Post Office Closure

The United States Post Office announced last month that they were planning to close 3700 post offices nationwide. For many years the post office has floated large lists of post office closings only to back off at the last moment and close considerably fewer than were on the original list. Still, given the decline in postal volume (and the anticipation of continuing declines) most of these post offices will eventually be closed. In 1900, the USPS operated 75000 post offices. Today, with a population of over three times what it was a hundred years ago, the post office operates 34000, and is planning to close about 10% of these.

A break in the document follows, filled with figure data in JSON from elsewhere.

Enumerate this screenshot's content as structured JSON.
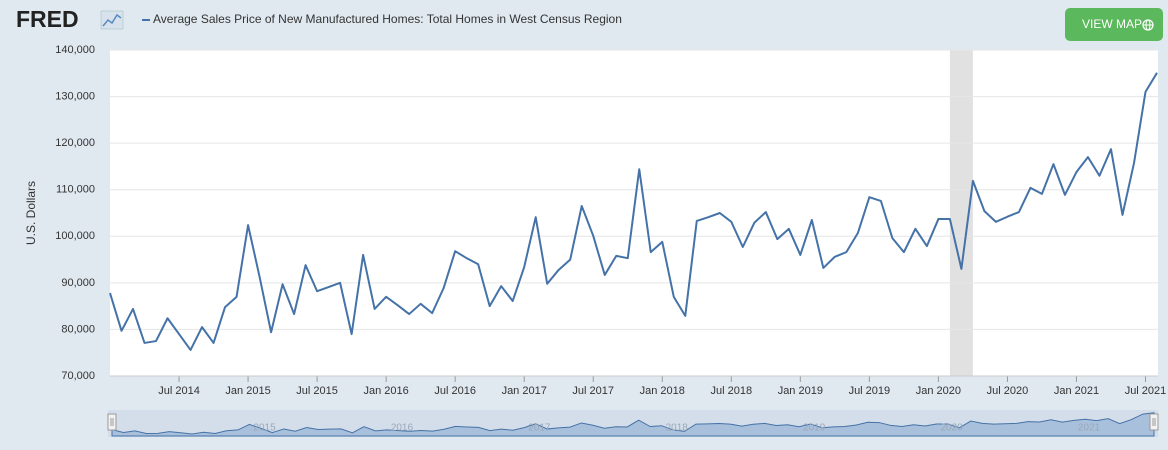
{
  "header": {
    "logo": "FRED",
    "button": "VIEW MAP"
  },
  "chart_data": {
    "type": "line",
    "y_label": "U.S. Dollars",
    "x": [
      "2014-01",
      "2014-02",
      "2014-03",
      "2014-04",
      "2014-05",
      "2014-06",
      "2014-07",
      "2014-08",
      "2014-09",
      "2014-10",
      "2014-11",
      "2014-12",
      "2015-01",
      "2015-02",
      "2015-03",
      "2015-04",
      "2015-05",
      "2015-06",
      "2015-07",
      "2015-08",
      "2015-09",
      "2015-10",
      "2015-11",
      "2015-12",
      "2016-01",
      "2016-02",
      "2016-03",
      "2016-04",
      "2016-05",
      "2016-06",
      "2016-07",
      "2016-08",
      "2016-09",
      "2016-10",
      "2016-11",
      "2016-12",
      "2017-01",
      "2017-02",
      "2017-03",
      "2017-04",
      "2017-05",
      "2017-06",
      "2017-07",
      "2017-08",
      "2017-09",
      "2017-10",
      "2017-11",
      "2017-12",
      "2018-01",
      "2018-02",
      "2018-03",
      "2018-04",
      "2018-05",
      "2018-06",
      "2018-07",
      "2018-08",
      "2018-09",
      "2018-10",
      "2018-11",
      "2018-12",
      "2019-01",
      "2019-02",
      "2019-03",
      "2019-04",
      "2019-05",
      "2019-06",
      "2019-07",
      "2019-08",
      "2019-09",
      "2019-10",
      "2019-11",
      "2019-12",
      "2020-01",
      "2020-02",
      "2020-03",
      "2020-04",
      "2020-05",
      "2020-06",
      "2020-07",
      "2020-08",
      "2020-09",
      "2020-10",
      "2020-11",
      "2020-12",
      "2021-01",
      "2021-02",
      "2021-03",
      "2021-04",
      "2021-05",
      "2021-06",
      "2021-07",
      "2021-08"
    ],
    "series": [
      {
        "name": "Average Sales Price of New Manufactured Homes: Total Homes in West Census Region",
        "color": "#4572a7",
        "values": [
          87800,
          79700,
          84400,
          77100,
          77500,
          82400,
          79000,
          75600,
          80500,
          77100,
          84800,
          87000,
          102400,
          91300,
          79400,
          89700,
          83300,
          93800,
          88200,
          89100,
          90000,
          79000,
          96000,
          84400,
          87000,
          85200,
          83300,
          85500,
          83500,
          88900,
          96800,
          95300,
          94000,
          85000,
          89300,
          86100,
          93400,
          104100,
          89800,
          92800,
          95000,
          106500,
          100100,
          91700,
          95800,
          95300,
          114400,
          96600,
          98800,
          87000,
          82900,
          103300,
          104100,
          105000,
          103100,
          97700,
          102900,
          105200,
          99400,
          101600,
          96000,
          103500,
          93200,
          95600,
          96600,
          100700,
          108400,
          107600,
          99600,
          96600,
          101600,
          97900,
          103700,
          103700,
          93000,
          111900,
          105400,
          103100,
          104200,
          105200,
          110400,
          109100,
          115500,
          108900,
          113800,
          117000,
          113000,
          118700,
          104600,
          115700,
          131000,
          135100
        ]
      }
    ],
    "xlim": [
      "2014-01",
      "2021-08"
    ],
    "xticks": [
      {
        "value": "2014-07",
        "label": "Jul 2014"
      },
      {
        "value": "2015-01",
        "label": "Jan 2015"
      },
      {
        "value": "2015-07",
        "label": "Jul 2015"
      },
      {
        "value": "2016-01",
        "label": "Jan 2016"
      },
      {
        "value": "2016-07",
        "label": "Jul 2016"
      },
      {
        "value": "2017-01",
        "label": "Jan 2017"
      },
      {
        "value": "2017-07",
        "label": "Jul 2017"
      },
      {
        "value": "2018-01",
        "label": "Jan 2018"
      },
      {
        "value": "2018-07",
        "label": "Jul 2018"
      },
      {
        "value": "2019-01",
        "label": "Jan 2019"
      },
      {
        "value": "2019-07",
        "label": "Jul 2019"
      },
      {
        "value": "2020-01",
        "label": "Jan 2020"
      },
      {
        "value": "2020-07",
        "label": "Jul 2020"
      },
      {
        "value": "2021-01",
        "label": "Jan 2021"
      },
      {
        "value": "2021-07",
        "label": "Jul 2021"
      }
    ],
    "ylim": [
      70000,
      140000
    ],
    "yticks": [
      {
        "value": 70000,
        "label": "70,000"
      },
      {
        "value": 80000,
        "label": "80,000"
      },
      {
        "value": 90000,
        "label": "90,000"
      },
      {
        "value": 100000,
        "label": "100,000"
      },
      {
        "value": 110000,
        "label": "110,000"
      },
      {
        "value": 120000,
        "label": "120,000"
      },
      {
        "value": 130000,
        "label": "130,000"
      },
      {
        "value": 140000,
        "label": "140,000"
      }
    ],
    "grid": true,
    "recessions": [
      {
        "start": "2020-02",
        "end": "2020-04"
      }
    ],
    "navigator_ticks": [
      {
        "value": "2015-01",
        "label": "2015"
      },
      {
        "value": "2016-01",
        "label": "2016"
      },
      {
        "value": "2017-01",
        "label": "2017"
      },
      {
        "value": "2018-01",
        "label": "2018"
      },
      {
        "value": "2019-01",
        "label": "2019"
      },
      {
        "value": "2020-01",
        "label": "2020"
      },
      {
        "value": "2021-01",
        "label": "2021"
      }
    ]
  }
}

For stamp collectors, the closing of post offices and the decline of the philatelic role that post offices played has been another difficulty that our hobby has had attracting young collectors. There are certain paradigms in our hobby that are believed by all, which have strong anecdotal evidence, and yet which have never been studied or proven or even carefully evaluated. Perhaps the greatest of these is that what could be called the morphology of the collector base-that big collectors proceed from little collectors and if we don’t have a large number of children collecting stamps then our hobby is doomed (for where will the grown up collectors come from?) Perhaps this is true, but it is significant that the nations in which stamp collecting has had the greatest growth in the last thirty years- China and Japan- these collectors largely came into the hobby as adults without first going through the larval stage. Still, many young American collectors got their start buying stamps at their local post office (I know I did) and while the decline of the philatelic function of the local post office may not portend doom for philately, it is probably not a good sign.